The Obama administration hatched the idea of a swap. Iran would send its low-grade material to Russia, which would then send it to France for conversion into fuel for medical purposes before returning it a year later. Iran's stockpile of enriched uranium would be reduced and its advance toward making nuclear weapons material slowed. The swap would build confidence on both sides and set up negotiations on a comprehensive agreement on the nuclear program, which Iran maintains is for peaceful purposes.

When Americans presented the idea at a meeting in Geneva, Iran's national security adviser expressed general agreement, according to Parsi. A detailed discussion was scheduled three weeks later in Vienna. There, Iranian negotiators raised objections.

They were suspicious the swap was a ploy to reduce Iran's stockpile of low-grade uranium, which had been a precondition of the Bush administration. They suspected that the French might just not return the uranium, just as they had not returned 50 tons of its uranium yellowcake, a powder derived from raw ore that is the first step in the enrichment process. The talks collapsed under the mutual suspicion and mistrust between two countries that do not know each other well after three decades of little contact.

The administration, convinced Iran was stalling, sped up its second track and worked to build support for U.N. sanctions while trying to slow congressional legislation to cut off gasoline supplies to Iran, which has oil but limited refining capacity.
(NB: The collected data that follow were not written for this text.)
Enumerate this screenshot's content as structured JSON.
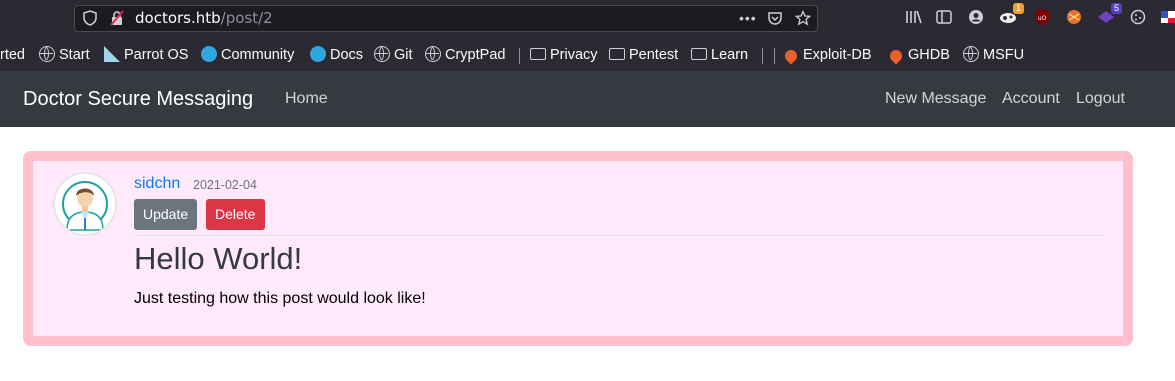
{
  "browser": {
    "url_host": "doctors.htb",
    "url_path": "/post/2",
    "badges": {
      "ext1": "1",
      "ext2": "5"
    },
    "bookmarks": [
      {
        "label": "rted",
        "icon": "none"
      },
      {
        "label": "Start",
        "icon": "globe-icon"
      },
      {
        "label": "Parrot OS",
        "icon": "parrot-icon"
      },
      {
        "label": "Community",
        "icon": "parrot-community-icon"
      },
      {
        "label": "Docs",
        "icon": "parrot-docs-icon"
      },
      {
        "label": "Git",
        "icon": "globe-icon"
      },
      {
        "label": "CryptPad",
        "icon": "globe-icon"
      },
      {
        "label": "Privacy",
        "icon": "folder-icon"
      },
      {
        "label": "Pentest",
        "icon": "folder-icon"
      },
      {
        "label": "Learn",
        "icon": "folder-icon"
      },
      {
        "label": "Exploit-DB",
        "icon": "exploit-db-icon"
      },
      {
        "label": "GHDB",
        "icon": "exploit-db-icon"
      },
      {
        "label": "MSFU",
        "icon": "globe-icon"
      }
    ]
  },
  "site": {
    "brand": "Doctor Secure Messaging",
    "nav_left": [
      "Home"
    ],
    "nav_right": [
      "New Message",
      "Account",
      "Logout"
    ]
  },
  "post": {
    "author": "sidchn",
    "date": "2021-02-04",
    "update_label": "Update",
    "delete_label": "Delete",
    "title": "Hello World!",
    "content": "Just testing how this post would look like!"
  },
  "colors": {
    "navbar": "#343a40",
    "card_border": "#ffbfcc",
    "card_bg": "#ffe9fb",
    "link": "#007bff",
    "delete": "#dc3545",
    "update": "#6c757d"
  }
}
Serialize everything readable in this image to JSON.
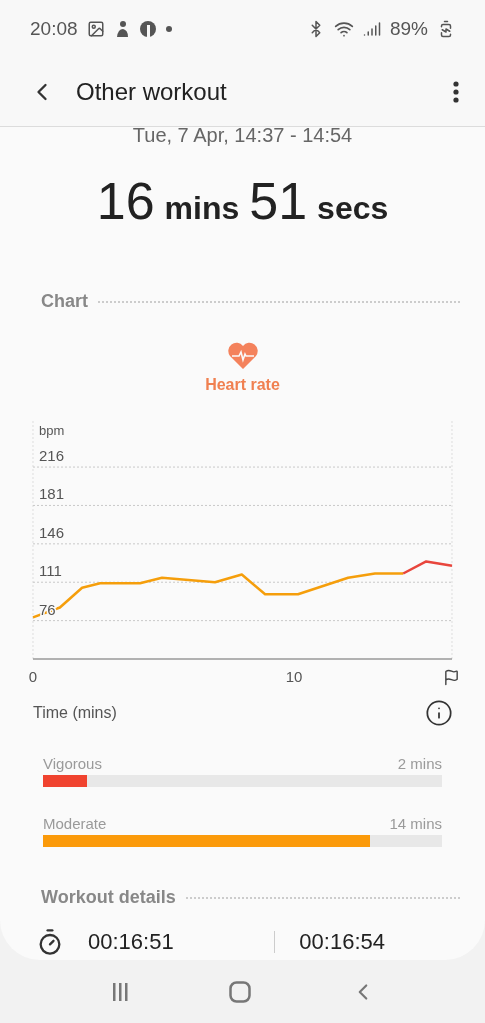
{
  "status_bar": {
    "time": "20:08",
    "battery": "89%"
  },
  "header": {
    "title": "Other workout"
  },
  "summary": {
    "date": "Tue, 7 Apr, 14:37 - 14:54",
    "minutes": "16",
    "minutes_unit": "mins",
    "seconds": "51",
    "seconds_unit": "secs"
  },
  "chart_section": {
    "title": "Chart",
    "metric": "Heart rate",
    "time_label": "Time (mins)",
    "chart_data": {
      "type": "line",
      "ylabel": "bpm",
      "x": [
        0,
        1.03,
        1.88,
        2.57,
        4.1,
        4.94,
        6.97,
        8.0,
        8.89,
        10.15,
        12.07,
        13.1,
        14.18,
        15.06,
        16.05
      ],
      "grid": true,
      "series": [
        {
          "color": "#f59e0b",
          "values": [
            79,
            88,
            106,
            110,
            110,
            115,
            111,
            118,
            100,
            100,
            115,
            119,
            119,
            null,
            null
          ]
        },
        {
          "color": "#e8453c",
          "values": [
            null,
            null,
            null,
            null,
            null,
            null,
            null,
            null,
            null,
            null,
            null,
            null,
            119,
            130,
            126
          ]
        }
      ],
      "xlim": [
        0,
        16.05
      ],
      "ylim": [
        41,
        258
      ],
      "xticks": [
        0,
        10
      ],
      "yticks": [
        76,
        111,
        146,
        181,
        216
      ]
    }
  },
  "zones": [
    {
      "name": "Vigorous",
      "value": "2 mins",
      "color": "#f0432f",
      "level": 0.11
    },
    {
      "name": "Moderate",
      "value": "14 mins",
      "color": "#fb9a0a",
      "level": 0.82
    }
  ],
  "details": {
    "title": "Workout details",
    "duration": "00:16:51",
    "total": "00:16:54"
  }
}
Turkey and Brazil, which had interceded in an attempt to assert themselves as rising regional powers, did persuade Iran to agree to the swap with France, but by then, the Obama administration had lined up support for more U.N. sanctions, Congress was about to pass its legislation, and Iran had produced enough low-grade uranium to produce a nuclear weapon without the material to be reprocessed.

An administration official told Parsi the proposed swap had "missed the sell-by date." Obama did as he promised and opened talks with Iran, but could not close the deal in time to prevent tensions from rising - again.